Intervista a Letizia Battaglia, la fotografa della mafia che s’è fatta prostituta (per un film)

«Gli ho detto: accetto solo se mi fai fare una vecchia prostituta». Letizia Battaglia, 84 anni, fotografa tra le più grandi, per il New York Times «una delle 11 donne che hanno segnato il nostro tempo», svela i retroscena della sua presenza in La mafia non è più quella di una volta, il film di Franco Maresco il 6 settembre in concorso a Venezia.
Perché quella richiesta?
«Le squillo mi piacciono, ho gran rispetto per il loro mestiere. Se poi sono vecchie, anche di più. Amo quei visi segnati da tante storie, tutte da raccontare. Franco mi ha dato retta. E così nel film compaio in una scena truccata e scollata come non mai».
Come si è sentita?
«Bellissima. Non lo sono mai stata, ma stavolta, con tutti i miei anni, le mie rughe, le mie follie, mi piaccio davvero».
Che rapporto c’è tra lei e Maresco?
«Lo ammiro da sempre, ho corteggiato a lungo la sua intelligenza lucida e disperata. Finché lui mi ha ritratta in un documentario, La mia Battaglia, dove abbiamo discusso di vita e morte, di amore e vecchiaia. Ci siamo confrontati sulla nostra “palermitudine”, su questa città bella e impossibile devastata dalle guerre di mafia».
Guerre che lei ha immortalato in tante immagini magnifiche e terribili. Davvero non è più come una volta?

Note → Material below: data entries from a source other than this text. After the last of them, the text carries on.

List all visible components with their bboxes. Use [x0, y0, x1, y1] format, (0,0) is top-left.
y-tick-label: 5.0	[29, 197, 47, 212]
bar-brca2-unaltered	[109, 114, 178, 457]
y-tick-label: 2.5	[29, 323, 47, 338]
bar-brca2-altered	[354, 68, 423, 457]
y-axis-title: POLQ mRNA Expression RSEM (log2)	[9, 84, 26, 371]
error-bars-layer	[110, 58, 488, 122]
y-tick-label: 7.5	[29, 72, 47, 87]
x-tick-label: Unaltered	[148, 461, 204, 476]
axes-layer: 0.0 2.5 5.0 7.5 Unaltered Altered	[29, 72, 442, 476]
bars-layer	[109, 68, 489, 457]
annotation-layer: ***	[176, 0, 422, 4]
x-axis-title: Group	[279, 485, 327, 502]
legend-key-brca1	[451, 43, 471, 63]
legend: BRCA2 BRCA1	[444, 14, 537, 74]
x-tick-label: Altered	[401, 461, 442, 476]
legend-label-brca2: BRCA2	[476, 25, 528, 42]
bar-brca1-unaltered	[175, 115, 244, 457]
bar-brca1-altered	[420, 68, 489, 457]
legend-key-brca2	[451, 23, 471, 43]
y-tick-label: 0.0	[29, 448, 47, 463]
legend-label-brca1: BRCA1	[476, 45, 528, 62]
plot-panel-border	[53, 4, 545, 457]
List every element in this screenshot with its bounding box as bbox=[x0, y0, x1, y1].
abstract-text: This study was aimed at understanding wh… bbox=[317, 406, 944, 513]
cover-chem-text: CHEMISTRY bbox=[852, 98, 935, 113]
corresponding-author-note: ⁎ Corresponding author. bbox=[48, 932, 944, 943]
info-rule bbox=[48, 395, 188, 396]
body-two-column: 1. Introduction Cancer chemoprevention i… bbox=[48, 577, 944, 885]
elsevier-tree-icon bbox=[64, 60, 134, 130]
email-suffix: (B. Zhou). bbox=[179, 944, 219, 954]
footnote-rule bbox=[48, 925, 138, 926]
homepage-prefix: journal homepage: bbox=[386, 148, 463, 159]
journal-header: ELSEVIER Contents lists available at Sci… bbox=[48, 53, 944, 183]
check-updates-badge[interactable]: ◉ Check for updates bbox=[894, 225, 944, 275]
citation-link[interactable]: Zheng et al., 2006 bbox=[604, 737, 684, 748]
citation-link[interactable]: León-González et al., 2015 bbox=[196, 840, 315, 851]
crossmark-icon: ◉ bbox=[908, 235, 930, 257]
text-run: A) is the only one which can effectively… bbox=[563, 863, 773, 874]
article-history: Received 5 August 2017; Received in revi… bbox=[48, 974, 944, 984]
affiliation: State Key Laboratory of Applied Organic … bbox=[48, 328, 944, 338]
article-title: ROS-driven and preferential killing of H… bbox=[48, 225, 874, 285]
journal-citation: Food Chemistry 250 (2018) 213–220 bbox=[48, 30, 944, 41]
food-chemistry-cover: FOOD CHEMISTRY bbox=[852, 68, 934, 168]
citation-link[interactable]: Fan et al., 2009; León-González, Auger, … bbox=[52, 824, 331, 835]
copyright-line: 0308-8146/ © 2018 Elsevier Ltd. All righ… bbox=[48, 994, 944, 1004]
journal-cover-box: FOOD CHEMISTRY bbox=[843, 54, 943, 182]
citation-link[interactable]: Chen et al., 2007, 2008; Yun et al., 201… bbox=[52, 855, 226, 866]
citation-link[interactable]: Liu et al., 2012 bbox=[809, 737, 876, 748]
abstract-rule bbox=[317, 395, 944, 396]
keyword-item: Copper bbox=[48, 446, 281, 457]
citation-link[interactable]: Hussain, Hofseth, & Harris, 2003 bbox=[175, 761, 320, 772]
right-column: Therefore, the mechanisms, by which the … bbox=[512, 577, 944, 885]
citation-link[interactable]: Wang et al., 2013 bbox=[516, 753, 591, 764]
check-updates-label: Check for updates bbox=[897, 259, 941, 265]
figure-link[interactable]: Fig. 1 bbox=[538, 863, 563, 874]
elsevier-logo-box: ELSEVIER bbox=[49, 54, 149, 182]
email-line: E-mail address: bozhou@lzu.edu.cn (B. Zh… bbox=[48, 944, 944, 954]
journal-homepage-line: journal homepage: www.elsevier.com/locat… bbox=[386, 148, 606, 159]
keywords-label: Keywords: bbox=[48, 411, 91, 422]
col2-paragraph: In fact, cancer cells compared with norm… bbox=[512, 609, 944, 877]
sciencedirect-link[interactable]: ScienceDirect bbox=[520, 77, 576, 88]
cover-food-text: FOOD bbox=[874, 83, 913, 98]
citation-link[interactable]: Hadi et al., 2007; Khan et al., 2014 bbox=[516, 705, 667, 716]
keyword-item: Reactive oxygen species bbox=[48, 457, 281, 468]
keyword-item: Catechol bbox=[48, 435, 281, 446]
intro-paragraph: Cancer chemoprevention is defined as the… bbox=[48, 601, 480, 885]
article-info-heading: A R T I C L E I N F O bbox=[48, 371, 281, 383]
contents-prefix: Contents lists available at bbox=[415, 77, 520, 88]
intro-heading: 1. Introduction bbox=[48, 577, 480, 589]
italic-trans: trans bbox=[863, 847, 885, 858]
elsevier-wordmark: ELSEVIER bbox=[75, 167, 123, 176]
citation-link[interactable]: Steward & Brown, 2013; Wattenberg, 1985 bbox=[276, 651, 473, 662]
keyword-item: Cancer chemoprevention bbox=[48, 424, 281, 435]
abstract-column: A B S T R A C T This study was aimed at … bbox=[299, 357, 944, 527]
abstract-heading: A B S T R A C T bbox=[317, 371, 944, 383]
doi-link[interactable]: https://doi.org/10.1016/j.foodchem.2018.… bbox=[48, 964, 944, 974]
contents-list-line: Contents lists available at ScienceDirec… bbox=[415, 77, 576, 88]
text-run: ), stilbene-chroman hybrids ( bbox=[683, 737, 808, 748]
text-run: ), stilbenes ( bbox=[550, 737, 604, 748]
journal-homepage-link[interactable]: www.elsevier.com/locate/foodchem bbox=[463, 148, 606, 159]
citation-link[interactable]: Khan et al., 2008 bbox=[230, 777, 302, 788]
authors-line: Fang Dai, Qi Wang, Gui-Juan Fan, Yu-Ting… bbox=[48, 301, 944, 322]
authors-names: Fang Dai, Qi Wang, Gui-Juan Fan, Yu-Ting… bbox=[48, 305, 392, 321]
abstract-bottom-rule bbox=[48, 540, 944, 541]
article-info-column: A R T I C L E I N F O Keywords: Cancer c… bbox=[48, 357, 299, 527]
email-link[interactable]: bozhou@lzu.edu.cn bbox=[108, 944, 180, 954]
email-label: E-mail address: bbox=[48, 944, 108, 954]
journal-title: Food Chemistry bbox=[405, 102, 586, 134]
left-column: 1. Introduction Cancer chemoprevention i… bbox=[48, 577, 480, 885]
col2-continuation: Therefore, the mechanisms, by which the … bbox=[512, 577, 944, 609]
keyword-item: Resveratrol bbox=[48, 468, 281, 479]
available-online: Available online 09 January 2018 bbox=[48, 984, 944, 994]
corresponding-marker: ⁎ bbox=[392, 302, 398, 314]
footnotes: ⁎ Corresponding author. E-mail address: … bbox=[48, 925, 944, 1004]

«Il titolo è ironico, ma dice il vero. La mafia che ho fotografato io, quella dei Corleonesi, delle coppole, del sangue nelle strade, non c’è più. I mafiosi di oggi sono antropologicamente diversi, sono andati all’università, conoscono le lingue, si profumano. Li trovi nelle banche, nelle istituzioni, nella polizia... Non più poveracci con la lupara ma manager. Della sola industria florida di questo Paese, la droga. E non stanno neanche più a Palermo, dove oggi si vive benissimo. Si sono trasferiti al nord, hanno esportato il modello in Russia, in Cina».
Come racconterà tutto questo il film di Maresco?
«Non l’ho ancora visto, né lui mi ha spiegato troppo di che si trattava. Gli ho detto sì a scatola chiusa, ho fatto tutto quello che mi ha chiesto, ho girato per Palermo, sono andata all’Albero Falcone a gridare la mia indignazione davanti le commemorazioni ipocrite dei politici, sono entrata nella cripta dei Cappuccini a fumarmi una sigaretta tra tutti quegli scheletri. Io viva, loro morti».
La sua Palermo. E poi c’è quella di Ciccio Mira, impresario dei neomelodici, che mandano in visibilio periferie e mafia.
«Lui è l’altra voce del film, il mio antagonista. Ciccio è uno che si barcamena in un mondo di omertà ma ora, per nausea o per sdegno, dà fondo al suo patrimonio per organizzare allo Zen un evento inaudito: i neomelodici per Falcone e Borsellino, mai ricordati prima in quel quartiere. Una follia bellissima».
Tra i suoi scatti più famosi quello dove Sergio Mattarella stringe tra le braccia il fratello Piersanti appena ucciso da Cosa Nostra. Quando fu eletto, lei disse: «Un presidente che ha questa storia sarà sicuramente rivoluzionario».
«La rivoluzione si può fare anche a piccoli passi, in modo nascosto. Mattarella è una persona per bene. Mi aspetto da lui un gesto forte».